Yasmine Chen

Unleashing Material Agencies: Creating environmental-perceptual interfaces with wool and bioplastics

Relied on a limited set of high-energy industrial materials, contemporary architectural practice has formed a material “hegemonic structure” in which certain materials and construction logics dominate. This dominance suppresses material diversity and limits the capacity of architecture to align with ecological processes, resulting in a clear metabolic imbalance within the built environment. This imbalance stems from a systemic absence that frames architecture as a closed, controllable system, imposing human control on matter while suppressing its agency.

A focus on material agency is necessary to engage in regionally grounded practices through the lens of Jane Bennett’ calls “vital materialism.”In this framework, matter is redefined as an active agent with lifecycles and dynamic capacities, activating its intrinsic autonomy1. Building on this, a systemic approach is introduced to explore the reconfiguration of spatial relationships in the built environment driven by material responsiveness.
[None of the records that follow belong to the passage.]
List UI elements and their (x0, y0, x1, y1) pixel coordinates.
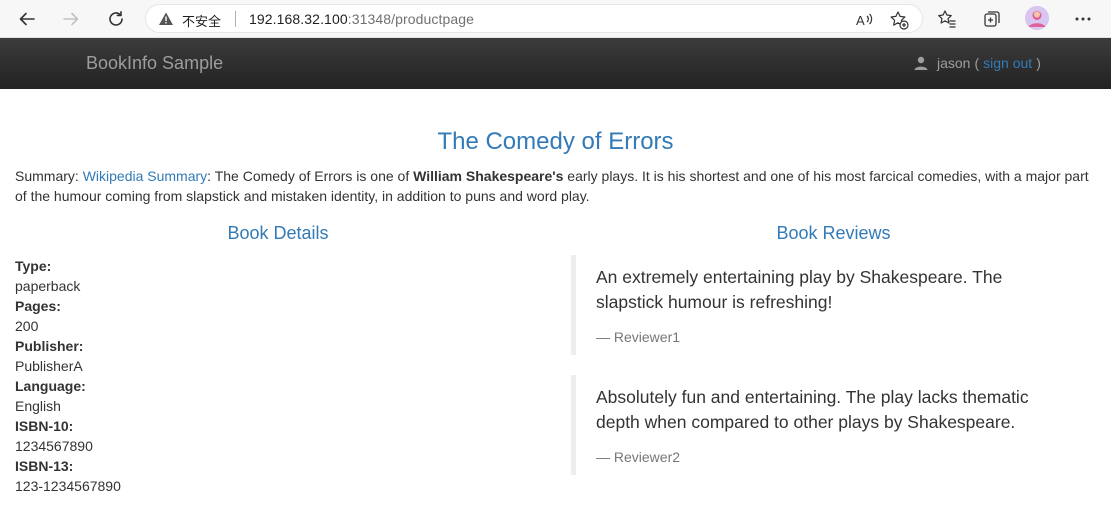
type-value: paperback (15, 278, 81, 294)
more-button[interactable] (1070, 6, 1096, 32)
pages-value: 200 (15, 318, 39, 334)
summary-text-1: : The Comedy of Errors is one of (207, 168, 414, 184)
wikipedia-summary-link[interactable]: Wikipedia Summary (83, 168, 207, 184)
language-value: English (15, 398, 61, 414)
favorites-icon (938, 10, 956, 28)
publisher-value: PublisherA (15, 358, 83, 374)
review-text: An extremely entertaining play by Shakes… (596, 267, 1003, 312)
paren-open: ( (974, 55, 980, 71)
read-aloud-icon[interactable]: A (854, 10, 874, 30)
add-favorite-icon[interactable] (889, 10, 909, 30)
security-status-label[interactable]: 不安全 (182, 11, 221, 30)
more-icon (1075, 17, 1091, 21)
book-title: The Comedy of Errors (437, 128, 674, 155)
paren-close: ) (1036, 55, 1041, 71)
favorites-button[interactable] (934, 6, 960, 32)
review-block: Absolutely fun and entertaining. The pla… (571, 375, 1091, 475)
language-label: Language: (15, 378, 86, 394)
refresh-button[interactable] (100, 3, 132, 35)
review-block: An extremely entertaining play by Shakes… (571, 255, 1091, 355)
summary-prefix: Summary: (15, 168, 83, 184)
user-area: jason ( sign out ) (914, 55, 1041, 71)
collections-button[interactable] (979, 6, 1005, 32)
profile-avatar[interactable] (1025, 6, 1049, 30)
user-icon (914, 56, 928, 70)
book-details: Type: paperback Pages: 200 Publisher: Pu… (15, 256, 535, 496)
book-summary: Summary: Wikipedia Summary: The Comedy o… (15, 166, 1096, 206)
address-bar[interactable]: 不安全 192.168.32.100:31348/productpage A (145, 4, 923, 33)
isbn13-value: 123-1234567890 (15, 478, 121, 494)
review-text: Absolutely fun and entertaining. The pla… (596, 387, 1029, 432)
address-separator (235, 11, 236, 27)
arrow-left-icon (19, 12, 35, 26)
refresh-icon (109, 11, 123, 26)
svg-text:A: A (856, 13, 865, 28)
book-details-heading: Book Details (227, 223, 329, 243)
sign-out-link[interactable]: sign out (983, 55, 1032, 71)
isbn10-label: ISBN-10: (15, 418, 74, 434)
profile-icon (1025, 6, 1049, 30)
isbn10-value: 1234567890 (15, 438, 93, 454)
brand-link[interactable]: BookInfo Sample (86, 53, 223, 74)
review-author: — Reviewer1 (596, 329, 681, 345)
arrow-right-icon (63, 12, 79, 26)
type-label: Type: (15, 258, 52, 274)
publisher-label: Publisher: (15, 338, 84, 354)
review-author: — Reviewer2 (596, 449, 681, 465)
url-text[interactable]: 192.168.32.100:31348/productpage (249, 11, 474, 27)
pages-label: Pages: (15, 298, 61, 314)
url-path: :31348/productpage (347, 11, 475, 27)
url-host: 192.168.32.100 (249, 11, 348, 27)
forward-button[interactable] (55, 3, 87, 35)
browser-toolbar: 不安全 192.168.32.100:31348/productpage A (0, 0, 1111, 38)
back-button[interactable] (11, 3, 43, 35)
user-name: jason (937, 55, 971, 71)
collections-icon (984, 11, 1000, 27)
isbn13-label: ISBN-13: (15, 458, 74, 474)
book-reviews-heading: Book Reviews (776, 223, 891, 243)
warning-triangle-icon[interactable] (158, 11, 174, 27)
summary-author: William Shakespeare's (413, 168, 564, 184)
app-navbar: BookInfo Sample jason ( sign out ) (0, 38, 1111, 89)
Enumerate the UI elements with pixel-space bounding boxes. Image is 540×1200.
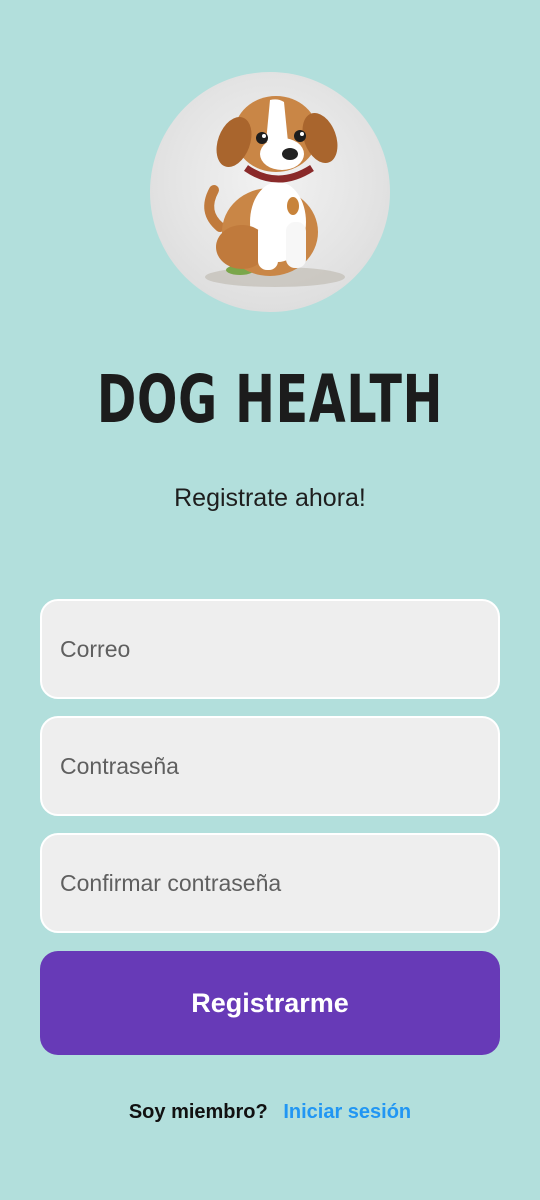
password-field[interactable]: [40, 716, 500, 816]
confirm-password-field[interactable]: [40, 833, 500, 933]
login-prompt: Soy miembro? Iniciar sesión: [0, 1098, 540, 1126]
email-field[interactable]: [40, 599, 500, 699]
page-subtitle: Registrate ahora!: [174, 484, 366, 512]
register-button[interactable]: Registrarme: [40, 951, 500, 1055]
member-question: Soy miembro?: [128, 1101, 268, 1123]
app-title: DOG HEALTH: [96, 361, 444, 438]
dog-avatar: [150, 72, 390, 312]
dog-icon: [204, 96, 345, 287]
login-link[interactable]: Iniciar sesión: [283, 1101, 411, 1123]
This research positions the interface as a starting point for spatial operations, using composite materials made from waste wool and bioplastics as an experimental medium. The investigation focuses on how material behavior activates interfaces, allowing responsive and permeable spatial structures to emerge and spatial relationships to be reconfigured. The methodology operates between scientific experimentation and design practice, integrating recipe development, material testing, design interventions, and site deployment. Through continuous interaction and feedback, the process gradually evolves into perceptual interfaces capable of responding to environmental conditions.

Material behavior test

This study selects waste wool and a bioplastic matrix as a composite material system, both of which are highly sensitive to humidity. Humidity not only drives hygroscopic swelling in wool and moisture-induced reconfiguration in bioplastics, but also regulates the mechanical coupling between the two materials through interfacial moisture migration, functioning as a “control switch” within the composite ecology. As a result, the material exhibits coordinated linear and lateral deformation behaviors. Material behavior is understood as an ongoing process of action—an expression of how the material experiences its environment, responds to external conditions, and continuously reveals itself over time. It cannot maintain a stable state; instead, it is constantly rewritten and displaced by air, humidity, and time. This dynamic responsiveness constitutes the core expression of its agency.